Finita la sceneggiata in Parlamento della fiducia sui cinque punti (un numero maggiore avrebbe confuso quei leghisti che per contare usano la punta delle dita) è iniziato l’epilogo di questa legislatura.

Esiste una probabilità non trascurabile che il gabinetto Berlusconi venga sostituito da un esecutivo “di salute pubblica” con il mandato di riscrivere la legge elettorale. Al momento pochi credono a questa eventualità, ma quando i caporioni si renderanno conto che l’attuale meccanismo al Senato rischia di scatenerebbe un putiferio, la ragionevolezza potrebbe prevalere (un’analisi seria e circostanziata sui possibili risultati con il Porcellum e sul perché Berlusconi non è più tanto sicuro di vincere la trovate sul sito NoiseFromAmerika).

Ma che riforma sarebbe auspicabile? Come sappiamo tutti, uno dei difetti maggiori del Porcellum calderoliano è l’esproprio del diritto di scelta dei parlamentari da parte dei leader di partito. Questa stortura costituisce uno dei cardini su cui la casta si regge e si solidifica, nonché la fonte del potere di ricatto del potente di turno (oggi Berlusconi e Bossi, domani un altro anche peggiore). Ma tra le proposte di riforma che periodicamente vengono sbandierate o riesumate, secondo me, nessuna appare adeguata a restituire effettivamente la scelta agli elettori. Reintrodurre la preferenza significherebbe spostare il potere dai leader di partito ai cacicchi locali e a chi può spendere a piene mani per la campagna elettorale (come infatti avviene per le europee). Se si istituisse il collegio uninominale, nella stragrande maggioranza dei casi, i candidati verrebbero comunque indicati dai partiti. Anche se si imponessero per legge le primarie di collegio rimane alta la probabilità che prevalgano i beniamini degli apparati, i politici di professione o i candidati con molti soldi a disposizione (tre caratteristiche che spesso identificano la stessa persona). Anche il limite di due o tre mandati è un rimedio che ha una seria controindicazione: è vero che garantisce in parte il ricambio, ma espone al rischio che i parlamentari all’avvicinarsi della scadenza del termine siano più sensibili alle sirene degli interessi forti (tanto non dovranno rendere conto all’elettorato) e più disponibili alle dazioni, come le chiamava Di Pietro ai tempi d’oro.

Rimuginando su queste amenità in un pomeriggio di domenica autunnale mi è venuta voglia di giocare al piccolo Sartori.
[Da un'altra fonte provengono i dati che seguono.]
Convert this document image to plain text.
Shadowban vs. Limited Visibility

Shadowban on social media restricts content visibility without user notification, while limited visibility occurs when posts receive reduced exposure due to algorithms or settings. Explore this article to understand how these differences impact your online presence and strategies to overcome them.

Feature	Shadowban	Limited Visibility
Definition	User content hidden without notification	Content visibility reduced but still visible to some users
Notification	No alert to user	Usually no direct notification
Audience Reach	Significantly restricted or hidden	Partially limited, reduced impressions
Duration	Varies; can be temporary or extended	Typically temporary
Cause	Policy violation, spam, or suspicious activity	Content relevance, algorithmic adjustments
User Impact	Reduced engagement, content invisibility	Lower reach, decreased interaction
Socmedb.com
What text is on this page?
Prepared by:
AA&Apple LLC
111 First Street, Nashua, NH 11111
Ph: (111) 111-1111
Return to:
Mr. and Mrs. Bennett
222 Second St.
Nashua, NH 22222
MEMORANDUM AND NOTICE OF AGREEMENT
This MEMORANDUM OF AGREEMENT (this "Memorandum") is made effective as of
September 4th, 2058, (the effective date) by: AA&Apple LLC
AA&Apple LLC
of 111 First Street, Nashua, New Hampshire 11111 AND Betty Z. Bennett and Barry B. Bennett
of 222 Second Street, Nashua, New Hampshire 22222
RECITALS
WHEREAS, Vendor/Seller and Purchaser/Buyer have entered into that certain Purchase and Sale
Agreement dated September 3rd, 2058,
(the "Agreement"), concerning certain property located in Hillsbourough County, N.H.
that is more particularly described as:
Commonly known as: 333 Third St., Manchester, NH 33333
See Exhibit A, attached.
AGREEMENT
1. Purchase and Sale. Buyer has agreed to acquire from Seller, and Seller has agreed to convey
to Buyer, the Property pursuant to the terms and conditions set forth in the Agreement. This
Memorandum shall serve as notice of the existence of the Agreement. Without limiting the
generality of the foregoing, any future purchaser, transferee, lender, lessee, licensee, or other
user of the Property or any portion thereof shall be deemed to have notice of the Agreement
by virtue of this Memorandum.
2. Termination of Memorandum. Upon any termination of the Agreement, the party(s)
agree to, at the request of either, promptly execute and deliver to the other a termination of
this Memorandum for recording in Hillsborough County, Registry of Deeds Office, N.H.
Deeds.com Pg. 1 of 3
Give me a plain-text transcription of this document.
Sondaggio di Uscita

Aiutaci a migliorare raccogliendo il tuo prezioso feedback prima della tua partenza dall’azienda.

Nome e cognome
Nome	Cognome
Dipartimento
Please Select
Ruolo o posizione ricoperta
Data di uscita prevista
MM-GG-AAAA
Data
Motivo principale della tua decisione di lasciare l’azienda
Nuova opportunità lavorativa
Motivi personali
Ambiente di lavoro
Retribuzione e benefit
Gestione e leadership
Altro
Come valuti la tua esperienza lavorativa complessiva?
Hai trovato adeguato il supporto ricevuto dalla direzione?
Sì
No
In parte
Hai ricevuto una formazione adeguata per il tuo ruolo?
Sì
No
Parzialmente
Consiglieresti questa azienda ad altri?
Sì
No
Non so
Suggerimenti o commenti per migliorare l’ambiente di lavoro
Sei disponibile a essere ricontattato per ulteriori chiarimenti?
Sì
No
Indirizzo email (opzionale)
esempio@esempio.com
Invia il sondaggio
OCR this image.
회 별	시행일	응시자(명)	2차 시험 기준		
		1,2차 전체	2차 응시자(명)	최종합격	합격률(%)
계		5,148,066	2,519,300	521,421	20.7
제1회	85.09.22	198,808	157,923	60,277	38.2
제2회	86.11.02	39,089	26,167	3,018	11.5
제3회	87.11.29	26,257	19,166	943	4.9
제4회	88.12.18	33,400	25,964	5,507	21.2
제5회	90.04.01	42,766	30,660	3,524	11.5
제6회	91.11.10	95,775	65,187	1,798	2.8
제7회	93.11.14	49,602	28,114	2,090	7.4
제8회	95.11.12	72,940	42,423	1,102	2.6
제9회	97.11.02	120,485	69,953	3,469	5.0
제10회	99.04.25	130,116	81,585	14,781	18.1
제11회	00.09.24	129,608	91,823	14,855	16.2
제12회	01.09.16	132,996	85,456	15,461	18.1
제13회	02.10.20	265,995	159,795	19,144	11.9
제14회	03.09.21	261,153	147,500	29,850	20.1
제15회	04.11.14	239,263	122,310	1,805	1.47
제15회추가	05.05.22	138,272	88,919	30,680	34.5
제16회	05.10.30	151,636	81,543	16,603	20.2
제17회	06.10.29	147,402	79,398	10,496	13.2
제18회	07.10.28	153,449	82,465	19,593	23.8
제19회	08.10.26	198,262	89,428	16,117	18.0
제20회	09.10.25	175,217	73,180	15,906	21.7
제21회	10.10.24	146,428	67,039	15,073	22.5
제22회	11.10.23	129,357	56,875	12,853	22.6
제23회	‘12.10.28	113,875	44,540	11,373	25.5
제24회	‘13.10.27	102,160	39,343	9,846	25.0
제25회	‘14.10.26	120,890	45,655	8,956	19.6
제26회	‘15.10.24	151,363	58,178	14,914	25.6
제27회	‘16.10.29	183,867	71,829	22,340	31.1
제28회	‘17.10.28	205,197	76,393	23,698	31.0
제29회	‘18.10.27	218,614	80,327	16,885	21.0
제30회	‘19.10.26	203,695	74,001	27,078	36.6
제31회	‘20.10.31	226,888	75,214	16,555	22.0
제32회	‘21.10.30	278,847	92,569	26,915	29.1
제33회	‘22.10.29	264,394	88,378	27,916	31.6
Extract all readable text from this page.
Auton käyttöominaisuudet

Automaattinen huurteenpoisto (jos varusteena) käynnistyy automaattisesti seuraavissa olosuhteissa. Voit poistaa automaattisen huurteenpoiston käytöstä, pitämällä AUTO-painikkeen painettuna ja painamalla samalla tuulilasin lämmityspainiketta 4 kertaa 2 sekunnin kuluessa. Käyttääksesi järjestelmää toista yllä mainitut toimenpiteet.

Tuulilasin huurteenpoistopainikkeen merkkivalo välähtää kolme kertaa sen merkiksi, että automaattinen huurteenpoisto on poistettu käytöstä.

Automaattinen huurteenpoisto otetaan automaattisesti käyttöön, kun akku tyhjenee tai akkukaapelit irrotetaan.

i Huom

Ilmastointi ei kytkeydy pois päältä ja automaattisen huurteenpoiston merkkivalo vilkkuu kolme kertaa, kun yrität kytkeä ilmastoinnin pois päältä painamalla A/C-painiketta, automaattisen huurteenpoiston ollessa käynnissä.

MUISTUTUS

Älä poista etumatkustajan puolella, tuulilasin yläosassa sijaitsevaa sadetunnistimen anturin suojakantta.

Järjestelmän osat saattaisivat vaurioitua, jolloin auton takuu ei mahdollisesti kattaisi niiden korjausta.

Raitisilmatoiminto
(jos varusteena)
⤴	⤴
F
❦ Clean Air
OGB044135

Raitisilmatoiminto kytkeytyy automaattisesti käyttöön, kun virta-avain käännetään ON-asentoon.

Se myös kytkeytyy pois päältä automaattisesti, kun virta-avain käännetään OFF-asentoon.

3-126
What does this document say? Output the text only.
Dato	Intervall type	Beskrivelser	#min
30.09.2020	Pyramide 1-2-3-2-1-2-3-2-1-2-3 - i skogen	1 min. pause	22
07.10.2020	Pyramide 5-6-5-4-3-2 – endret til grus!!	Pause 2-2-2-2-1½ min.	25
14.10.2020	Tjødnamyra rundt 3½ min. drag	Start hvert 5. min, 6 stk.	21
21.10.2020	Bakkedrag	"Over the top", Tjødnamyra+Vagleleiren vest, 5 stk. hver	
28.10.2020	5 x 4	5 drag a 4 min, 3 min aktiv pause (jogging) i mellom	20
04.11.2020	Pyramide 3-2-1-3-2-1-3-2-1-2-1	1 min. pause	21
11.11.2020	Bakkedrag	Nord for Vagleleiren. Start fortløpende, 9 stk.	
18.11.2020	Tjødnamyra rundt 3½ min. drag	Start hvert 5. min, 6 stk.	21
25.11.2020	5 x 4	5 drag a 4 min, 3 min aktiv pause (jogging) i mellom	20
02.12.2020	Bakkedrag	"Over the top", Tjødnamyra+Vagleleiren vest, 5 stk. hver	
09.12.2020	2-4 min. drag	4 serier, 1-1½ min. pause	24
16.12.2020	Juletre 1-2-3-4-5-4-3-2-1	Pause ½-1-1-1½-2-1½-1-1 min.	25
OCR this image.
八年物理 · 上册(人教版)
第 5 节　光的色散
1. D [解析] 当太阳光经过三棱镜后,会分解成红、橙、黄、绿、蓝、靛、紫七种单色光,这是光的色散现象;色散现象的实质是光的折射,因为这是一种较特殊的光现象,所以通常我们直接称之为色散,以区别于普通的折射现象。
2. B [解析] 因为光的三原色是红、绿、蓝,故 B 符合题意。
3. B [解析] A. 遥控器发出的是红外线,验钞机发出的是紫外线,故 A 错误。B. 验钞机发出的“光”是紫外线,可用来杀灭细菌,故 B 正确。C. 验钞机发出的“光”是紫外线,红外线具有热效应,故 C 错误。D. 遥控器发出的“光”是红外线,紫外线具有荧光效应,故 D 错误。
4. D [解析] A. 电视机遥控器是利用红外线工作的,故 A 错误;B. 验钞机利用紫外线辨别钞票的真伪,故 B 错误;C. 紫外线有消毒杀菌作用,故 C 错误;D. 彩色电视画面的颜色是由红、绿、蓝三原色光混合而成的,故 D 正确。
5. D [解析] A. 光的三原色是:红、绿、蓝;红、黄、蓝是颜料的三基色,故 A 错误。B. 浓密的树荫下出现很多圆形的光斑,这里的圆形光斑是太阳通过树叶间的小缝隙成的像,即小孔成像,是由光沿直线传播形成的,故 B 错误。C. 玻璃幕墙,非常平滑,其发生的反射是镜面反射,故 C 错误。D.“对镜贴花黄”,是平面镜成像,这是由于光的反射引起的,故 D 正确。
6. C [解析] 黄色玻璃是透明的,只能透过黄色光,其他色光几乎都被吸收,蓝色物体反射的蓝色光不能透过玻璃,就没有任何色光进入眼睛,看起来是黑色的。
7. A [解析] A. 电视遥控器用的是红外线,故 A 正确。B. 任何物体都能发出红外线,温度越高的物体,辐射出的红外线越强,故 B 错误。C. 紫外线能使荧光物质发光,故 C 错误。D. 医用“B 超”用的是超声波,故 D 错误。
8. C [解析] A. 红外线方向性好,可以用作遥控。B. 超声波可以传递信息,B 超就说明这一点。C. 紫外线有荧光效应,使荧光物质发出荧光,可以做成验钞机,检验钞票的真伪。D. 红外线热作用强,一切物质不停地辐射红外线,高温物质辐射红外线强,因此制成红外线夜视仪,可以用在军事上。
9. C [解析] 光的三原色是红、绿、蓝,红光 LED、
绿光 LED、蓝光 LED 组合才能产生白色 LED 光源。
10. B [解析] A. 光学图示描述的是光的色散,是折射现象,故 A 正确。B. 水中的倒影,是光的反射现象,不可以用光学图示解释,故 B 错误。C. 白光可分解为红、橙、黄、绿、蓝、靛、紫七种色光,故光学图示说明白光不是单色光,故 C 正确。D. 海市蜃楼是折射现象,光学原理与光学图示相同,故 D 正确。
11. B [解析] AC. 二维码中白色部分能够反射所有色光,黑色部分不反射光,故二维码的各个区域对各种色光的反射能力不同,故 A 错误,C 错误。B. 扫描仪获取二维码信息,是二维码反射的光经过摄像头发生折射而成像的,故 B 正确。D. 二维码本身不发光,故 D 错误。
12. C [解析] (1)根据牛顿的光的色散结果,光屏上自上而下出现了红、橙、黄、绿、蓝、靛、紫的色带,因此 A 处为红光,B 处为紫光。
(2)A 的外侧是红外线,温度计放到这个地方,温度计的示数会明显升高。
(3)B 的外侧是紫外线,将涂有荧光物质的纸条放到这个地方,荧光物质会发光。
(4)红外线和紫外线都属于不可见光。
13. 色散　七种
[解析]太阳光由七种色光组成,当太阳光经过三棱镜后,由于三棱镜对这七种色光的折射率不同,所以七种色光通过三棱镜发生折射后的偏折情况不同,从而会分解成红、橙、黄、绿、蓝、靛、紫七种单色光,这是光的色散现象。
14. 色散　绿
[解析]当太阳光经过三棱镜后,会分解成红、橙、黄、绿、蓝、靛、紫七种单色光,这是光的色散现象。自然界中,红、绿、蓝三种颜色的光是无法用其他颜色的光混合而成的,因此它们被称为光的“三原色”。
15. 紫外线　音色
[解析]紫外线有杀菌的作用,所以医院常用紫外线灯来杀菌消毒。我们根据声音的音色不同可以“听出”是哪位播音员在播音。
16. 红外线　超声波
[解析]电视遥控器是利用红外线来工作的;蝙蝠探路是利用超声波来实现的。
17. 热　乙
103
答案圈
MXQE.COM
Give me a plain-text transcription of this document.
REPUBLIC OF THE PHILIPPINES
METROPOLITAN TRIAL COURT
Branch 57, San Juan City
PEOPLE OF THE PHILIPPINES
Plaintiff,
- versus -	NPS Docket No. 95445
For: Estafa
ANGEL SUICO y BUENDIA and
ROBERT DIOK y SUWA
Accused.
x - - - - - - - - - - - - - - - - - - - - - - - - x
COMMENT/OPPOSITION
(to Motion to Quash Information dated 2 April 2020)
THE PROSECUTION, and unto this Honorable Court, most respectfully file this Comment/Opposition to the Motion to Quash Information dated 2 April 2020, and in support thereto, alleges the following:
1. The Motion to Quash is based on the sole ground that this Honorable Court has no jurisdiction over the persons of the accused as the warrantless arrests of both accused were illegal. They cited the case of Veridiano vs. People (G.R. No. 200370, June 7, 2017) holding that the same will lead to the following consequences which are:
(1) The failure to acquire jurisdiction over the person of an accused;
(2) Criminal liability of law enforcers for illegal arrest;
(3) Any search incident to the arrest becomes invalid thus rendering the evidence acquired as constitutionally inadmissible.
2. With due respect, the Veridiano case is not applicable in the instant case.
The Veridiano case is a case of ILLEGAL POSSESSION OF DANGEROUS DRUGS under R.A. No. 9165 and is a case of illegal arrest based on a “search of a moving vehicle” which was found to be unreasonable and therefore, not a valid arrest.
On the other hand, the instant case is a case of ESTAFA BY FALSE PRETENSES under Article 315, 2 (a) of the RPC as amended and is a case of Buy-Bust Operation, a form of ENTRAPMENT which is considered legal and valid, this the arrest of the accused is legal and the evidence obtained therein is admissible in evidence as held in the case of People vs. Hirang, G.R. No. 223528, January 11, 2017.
Senza la pretesa di aver trovato la panacea di tutti i mali, per infliggere un colpo mortale alla casta e ridare sul serio il potere di scelta agli elettori si potrebbe introdurre il sistema uninominale (possibilmente a doppio turno), ma con l’aggiunta di una piccola regola.

In quei collegi dove la metà degli aventi diritto al voto non si reca alle urne, l’elezione è invalida e deve essere ripetuta entro un mese. Coloro che si erano candidati in quel collegio non possono più ripresentarsi, né in quel collegio né in altri per almeno 5 anni. Insomma l’elezione deve ripetersi, ma con candidati completamente nuovi. Nessun cittadino nella stessa tornata elettorale può candidarsi in più di due collegi (per la stessa Camera). Se neanche quando l’elezione viene ripetuta, la metà degli elettori si reca alle urne, ci possono essere diverse soluzioni. Invito i lettori a dare sfogo alla fantasia e fare delle proposte nei commenti. Per parte mia mi limito a suggerire che il parlamentare venga estratto a sorte tra le persone residenti nel collegio che abbiano compiuto i 25 anni e che non abbiano riportato condanne penali.

In questo modo si dà l’opportunità agli elettori di esprimere una specie di voto di sfiducia sulla classe politica. Allora vedremo se per davvero chi siede in Parlamento, a cominciare dal Primo Ministro, incarna davvero la volontà popolare. Berlusconi ad esempio sbraita che gli Italiani lo amano e che i sondaggi sono un tripudio di percentuali a suo favore. Allora non dovrebbe avere paura di dimostrare che sono veri. Ma io scommetto che non si arrischierà a provare. E l’opposizione?